Here, variant_issset, reinplace are so on (other than Tcl builtins) are implemented as Python functions. if, foreach, set, etc.. are normal Tcl constructs. post-configure is a Python function that accepts, well, a Tcl code block that can later be executed (which in turns would obviously end up calling the above mentioned Python "functions").

Is this possible to do in Python? If so, how?

from Tkinter import *; root= Tk(); root.tk.eval('puts [array get tcl_platform]') is the only integration I know of, which is obviously very limited (not to mention the fact that it starts up X11 server on mac).

+4  A: 

With a little experimentation I discovered you can do something like this to create a tcl interpreter, register a python command, and call it from Tcl:

import Tkinter

# create the tcl interpreter
tcl = Tkinter.Tcl()

# define a python function
def pycommand(*args):
    print "pycommand args:", ", ".join(args)

# register it as a tcl command:
tcl_command_name = "pycommand"
python_function = pycommand
cmd = tcl.createcommand(tcl_command_name, python_function)
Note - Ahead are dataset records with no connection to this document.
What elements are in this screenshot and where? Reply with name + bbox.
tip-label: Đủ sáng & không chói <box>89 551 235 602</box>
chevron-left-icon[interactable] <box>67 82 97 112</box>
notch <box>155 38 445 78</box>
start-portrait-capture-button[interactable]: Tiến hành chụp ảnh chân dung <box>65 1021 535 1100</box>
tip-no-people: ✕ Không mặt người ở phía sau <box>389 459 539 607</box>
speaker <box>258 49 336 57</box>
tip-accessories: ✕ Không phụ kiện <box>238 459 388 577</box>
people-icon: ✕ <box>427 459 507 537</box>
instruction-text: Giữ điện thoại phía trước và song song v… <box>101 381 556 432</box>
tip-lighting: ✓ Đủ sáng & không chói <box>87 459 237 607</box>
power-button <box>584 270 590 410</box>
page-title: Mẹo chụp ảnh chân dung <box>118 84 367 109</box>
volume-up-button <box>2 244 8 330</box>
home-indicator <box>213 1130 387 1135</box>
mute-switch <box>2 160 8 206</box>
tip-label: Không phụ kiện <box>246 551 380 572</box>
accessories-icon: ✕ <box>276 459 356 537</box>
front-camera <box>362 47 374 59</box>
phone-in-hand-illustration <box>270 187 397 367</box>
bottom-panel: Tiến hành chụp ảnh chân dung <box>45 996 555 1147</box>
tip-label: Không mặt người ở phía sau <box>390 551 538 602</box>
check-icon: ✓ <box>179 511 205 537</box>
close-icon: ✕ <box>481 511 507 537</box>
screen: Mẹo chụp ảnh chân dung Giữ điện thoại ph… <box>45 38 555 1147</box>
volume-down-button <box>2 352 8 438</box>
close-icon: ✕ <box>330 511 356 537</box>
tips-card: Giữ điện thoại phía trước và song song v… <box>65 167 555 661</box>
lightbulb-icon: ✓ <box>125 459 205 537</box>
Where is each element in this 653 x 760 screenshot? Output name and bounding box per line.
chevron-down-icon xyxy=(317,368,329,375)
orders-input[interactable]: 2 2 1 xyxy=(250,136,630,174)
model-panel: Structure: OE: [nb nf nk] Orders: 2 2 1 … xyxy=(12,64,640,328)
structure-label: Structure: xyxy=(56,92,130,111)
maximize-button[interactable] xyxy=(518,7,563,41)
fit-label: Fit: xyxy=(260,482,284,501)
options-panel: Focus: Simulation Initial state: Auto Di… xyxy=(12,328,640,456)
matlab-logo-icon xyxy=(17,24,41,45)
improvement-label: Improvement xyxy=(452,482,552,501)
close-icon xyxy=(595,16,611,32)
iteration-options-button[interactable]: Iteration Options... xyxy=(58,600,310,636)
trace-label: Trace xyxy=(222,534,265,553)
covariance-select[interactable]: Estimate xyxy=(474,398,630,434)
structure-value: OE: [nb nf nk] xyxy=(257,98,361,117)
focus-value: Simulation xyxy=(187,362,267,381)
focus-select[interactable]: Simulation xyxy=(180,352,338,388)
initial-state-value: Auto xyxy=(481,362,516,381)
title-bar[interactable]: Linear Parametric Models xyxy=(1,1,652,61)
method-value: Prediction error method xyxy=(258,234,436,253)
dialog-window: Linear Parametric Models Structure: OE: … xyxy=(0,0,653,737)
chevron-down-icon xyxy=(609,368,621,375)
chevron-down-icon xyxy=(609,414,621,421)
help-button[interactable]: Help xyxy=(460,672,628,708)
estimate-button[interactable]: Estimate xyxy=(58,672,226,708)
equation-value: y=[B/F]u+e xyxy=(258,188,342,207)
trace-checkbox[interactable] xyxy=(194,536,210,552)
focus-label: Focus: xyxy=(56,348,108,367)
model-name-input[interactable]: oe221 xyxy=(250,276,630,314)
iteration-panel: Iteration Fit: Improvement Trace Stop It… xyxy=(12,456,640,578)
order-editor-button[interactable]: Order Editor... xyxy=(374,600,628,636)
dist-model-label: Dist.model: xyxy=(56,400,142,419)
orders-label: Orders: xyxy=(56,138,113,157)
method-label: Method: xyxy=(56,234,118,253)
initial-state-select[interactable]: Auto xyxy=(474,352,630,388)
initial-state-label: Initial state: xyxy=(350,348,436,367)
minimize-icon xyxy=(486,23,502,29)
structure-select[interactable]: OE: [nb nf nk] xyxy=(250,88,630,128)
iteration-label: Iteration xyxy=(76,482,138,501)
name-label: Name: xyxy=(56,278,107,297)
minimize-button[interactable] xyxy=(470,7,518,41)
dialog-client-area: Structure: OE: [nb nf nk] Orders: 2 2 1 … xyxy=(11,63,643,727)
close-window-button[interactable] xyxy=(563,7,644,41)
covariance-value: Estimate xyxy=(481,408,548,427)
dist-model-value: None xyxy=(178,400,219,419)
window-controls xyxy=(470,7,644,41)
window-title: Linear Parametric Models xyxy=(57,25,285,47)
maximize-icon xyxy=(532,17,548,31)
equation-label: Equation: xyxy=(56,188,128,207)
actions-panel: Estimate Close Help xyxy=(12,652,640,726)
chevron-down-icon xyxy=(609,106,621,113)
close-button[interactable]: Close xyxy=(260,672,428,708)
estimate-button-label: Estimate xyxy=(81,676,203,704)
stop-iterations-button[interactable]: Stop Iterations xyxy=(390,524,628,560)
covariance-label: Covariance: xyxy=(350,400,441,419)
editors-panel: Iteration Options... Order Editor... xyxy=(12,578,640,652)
# call it, and print the results:
result = tcl.eval("pycommand one two three")
print "tcl result:", result

When I run the above code I get:

$ python2.5 /tmp/example.py
pycommand args: one, two, three
tcl result: None
Bryan Oakley
Great! Also - both the arguments and return value of `pycommand` happens to be strings, which is obvious as Tcl represents values as strings. If you return a list (`[1, "foo"]`), for instance, from `pycommand` ... that would be converted to string when `tcl.eval` returns. The "None" that is being printed in your example is actually of string type (as shown by `type(result)`).
Sridhar Ratnakumar
I just realized that code blocks (`{...}`) that are passed as mere strings to Python functions can simply be `eval`ed again.
Sridhar Ratnakumar
`tcl.setvar` can be used for populating the variables to be used by the Tcl code .. though I don't know how dotted values (`${configure.universal_archs}`) can be passed on.
Sridhar Ratnakumar
Easily, the dot is not really special in Tcl variable names (it only is special to $ evaluation but not to [set]).